My Brother’s Bar owner creates high-tech phone system for restaurants

My Brother’s Bar owner creates high-tech phone system for restaurants

As Denver’s oldest operating bar, My Brother’s Bar never had an automated phone system, online ordering or reservations before the pandemic. Like the age of the bar, everything was old school.

“But when we converted our parking lot to a patio and added the Aspenglobes out there for the winter, we just started getting inundated with calls here,” owner Danny Newman said. “Everyone was asking about reservations and wait times, and our staff was swamped.”

Last year, Newman, a mobile tech entrepreneur who bought the legendary bar and burger joint in 2017, decided to create a solution, not just for My Brother’s Bar, but for other restaurants and bars that have similar problems keeping up with phone calls.

That solution is called Switchboard and it takes the pressure off of the staff by by answering callers’ questions, something that hundreds of hours a month, Newman said.

Here’s how it works. As soon as a customer calls, they get a text message with visual information to select options such as online ordering, joining the waitlist or making a reservation. So, rather than navigating the usual phone tree of dial 1 for this or dial 2 for that, customers can see the information they need and act on it instantly. Simultaneously, they hear a computerized voice that answers common questions like that day’s hours or wait times.

Danny Newman launched Switchboard last year as a solution for My Brother's Bar and is now offering it to other local restaurants around town who want to reduce unnecessary customer phone calls. (Provided by: Switchboard)
Danny Newman launched Switchboard last year as a solution for My Brother’s Bar and is now offering it to other local restaurants around town who want to reduce unnecessary customer phone calls. (Provided by: Switchboard)

All of the information is updated using the tools and software that My Brother’s Bar — and many other restaurants — are already using, like Resy or Yelp, and businesses can customize what the voice says and sounds like. The only thing employees need to update on their own is details about a special event, like a performer or game on the TV (except the TV-less My Brother’s Bar doesn’t need to worry about that).

“We’re learning the types of questions that people are asking, like wait time, reservations, dog-friendliness and COVID restrictions, so we can start to change how we answer a call based on the rise and fall of questions,” Newman said. “Currently, My Brother’s Bar has had a 90 percent reduction in calls through to an employee because we’re able to answer their questions ahead of time.”

Switchboard costs $100 a month per restaurant location, and a few well-known names, like Atomic Cowboy, Illegal Pete’s, Snooze and Anthony’s Pizza & Pasta, have already signed on to use the product this year at most, if not all of their locations.
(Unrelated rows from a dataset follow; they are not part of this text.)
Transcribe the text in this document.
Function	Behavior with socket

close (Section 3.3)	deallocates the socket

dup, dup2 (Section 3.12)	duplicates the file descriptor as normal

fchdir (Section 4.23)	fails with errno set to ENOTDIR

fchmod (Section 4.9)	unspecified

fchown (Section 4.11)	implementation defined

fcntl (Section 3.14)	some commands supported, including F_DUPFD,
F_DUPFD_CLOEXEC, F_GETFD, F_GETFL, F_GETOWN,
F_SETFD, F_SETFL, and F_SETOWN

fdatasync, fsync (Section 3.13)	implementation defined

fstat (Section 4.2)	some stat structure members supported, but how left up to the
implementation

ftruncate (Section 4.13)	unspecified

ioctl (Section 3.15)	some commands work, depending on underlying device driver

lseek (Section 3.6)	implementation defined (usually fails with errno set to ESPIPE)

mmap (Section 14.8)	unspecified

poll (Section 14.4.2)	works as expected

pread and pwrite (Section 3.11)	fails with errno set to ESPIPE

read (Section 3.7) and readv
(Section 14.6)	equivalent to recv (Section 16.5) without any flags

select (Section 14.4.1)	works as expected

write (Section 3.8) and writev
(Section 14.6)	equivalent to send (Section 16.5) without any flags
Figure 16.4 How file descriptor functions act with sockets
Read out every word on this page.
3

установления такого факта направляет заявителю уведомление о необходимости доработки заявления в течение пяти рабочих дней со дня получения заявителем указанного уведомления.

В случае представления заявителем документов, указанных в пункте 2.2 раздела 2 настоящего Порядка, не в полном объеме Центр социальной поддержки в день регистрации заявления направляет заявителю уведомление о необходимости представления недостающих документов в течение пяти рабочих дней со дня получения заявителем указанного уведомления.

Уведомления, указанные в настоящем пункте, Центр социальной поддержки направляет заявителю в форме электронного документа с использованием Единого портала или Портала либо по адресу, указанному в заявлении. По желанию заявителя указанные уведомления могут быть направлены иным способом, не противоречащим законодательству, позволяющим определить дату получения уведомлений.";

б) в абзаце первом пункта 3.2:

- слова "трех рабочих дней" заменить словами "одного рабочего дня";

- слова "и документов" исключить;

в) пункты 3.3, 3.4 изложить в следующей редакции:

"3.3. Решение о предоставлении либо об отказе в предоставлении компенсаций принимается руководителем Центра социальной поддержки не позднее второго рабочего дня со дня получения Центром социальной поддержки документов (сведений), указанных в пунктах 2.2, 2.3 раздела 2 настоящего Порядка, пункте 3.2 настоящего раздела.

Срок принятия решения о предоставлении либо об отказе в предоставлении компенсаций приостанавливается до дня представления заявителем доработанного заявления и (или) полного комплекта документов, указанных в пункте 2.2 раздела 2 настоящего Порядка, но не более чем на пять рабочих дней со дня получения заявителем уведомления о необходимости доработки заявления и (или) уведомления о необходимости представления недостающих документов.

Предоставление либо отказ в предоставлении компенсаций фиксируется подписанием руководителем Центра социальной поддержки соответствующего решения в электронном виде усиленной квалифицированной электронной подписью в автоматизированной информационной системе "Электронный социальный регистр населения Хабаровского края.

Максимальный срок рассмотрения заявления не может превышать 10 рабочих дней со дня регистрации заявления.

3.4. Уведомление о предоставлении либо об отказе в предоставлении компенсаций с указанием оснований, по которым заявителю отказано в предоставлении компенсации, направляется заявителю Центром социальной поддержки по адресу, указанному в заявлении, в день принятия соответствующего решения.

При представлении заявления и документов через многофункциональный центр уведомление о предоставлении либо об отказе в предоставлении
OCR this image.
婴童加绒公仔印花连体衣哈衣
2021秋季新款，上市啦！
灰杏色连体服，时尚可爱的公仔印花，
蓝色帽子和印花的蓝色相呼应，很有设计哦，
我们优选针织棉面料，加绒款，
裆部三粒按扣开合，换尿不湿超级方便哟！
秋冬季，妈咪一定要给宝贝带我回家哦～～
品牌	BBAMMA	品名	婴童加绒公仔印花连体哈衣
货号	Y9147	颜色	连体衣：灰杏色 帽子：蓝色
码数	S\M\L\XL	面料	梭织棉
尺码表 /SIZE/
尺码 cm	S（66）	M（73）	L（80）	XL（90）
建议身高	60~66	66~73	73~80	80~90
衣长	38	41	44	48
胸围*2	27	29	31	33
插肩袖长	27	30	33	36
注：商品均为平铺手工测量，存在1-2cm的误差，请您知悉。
“Switchboard absolutely helps with efficiency,” said Illegal Pete’s head of IT Rob Barron. “We’re a restaurant, not an office building, so our employees are spending their time doing what they need to be doing, which is serving the customer, and customers are getting what they need, which is information about our restaurant and questions answered in a timely fashion.”

Barron added that all of Illegal Pete’s 12 locations are using Switchboard.

It didn’t take long for Newman, who has been a mobile tech nerd for two decades, to create Switchboard. He was already working on a visual mobile technology company called Smart Prompt that would respond to any customer calling any business with a visual component, whether that’s a menu for a restaurant customer or an order confirmation for a retail customer.

Before My Brother’s Bar, Newman’s first mobile tech business was an SMS service that sent info about upcoming raves, and it eventually got picked up by bars and clubs in the early 2000s. He then started a delivery company called zuvo, which was a sort of earlier version of Postmates, while attending the University of Colorado Boulder.

And he still shakes his head about Mobiom, the app he created to exchange money via texts (pretty much what Venmo is now), but the banks and carriers didn’t quite get it yet. Then he founded Roximity, a location-based advertising platform, in 2011 and sold it in 2016.

“A lot of my ideas were pretty much before their time,” he said.

Newman has also gotten deeply involved in preserving some of Denver’s landmark spaces. In addition to My Brother’s Bar, Newman purchased Mercury Cafe, a 32-year-old bohemian hangout in Five Points, last year. He’s also working on other slowly developing projects, such as Colfax Country Club on West Colfax Avenue, and a conceptual new building near Denver Rock Drill for artists that’s still on (or potentially off) the drawing board.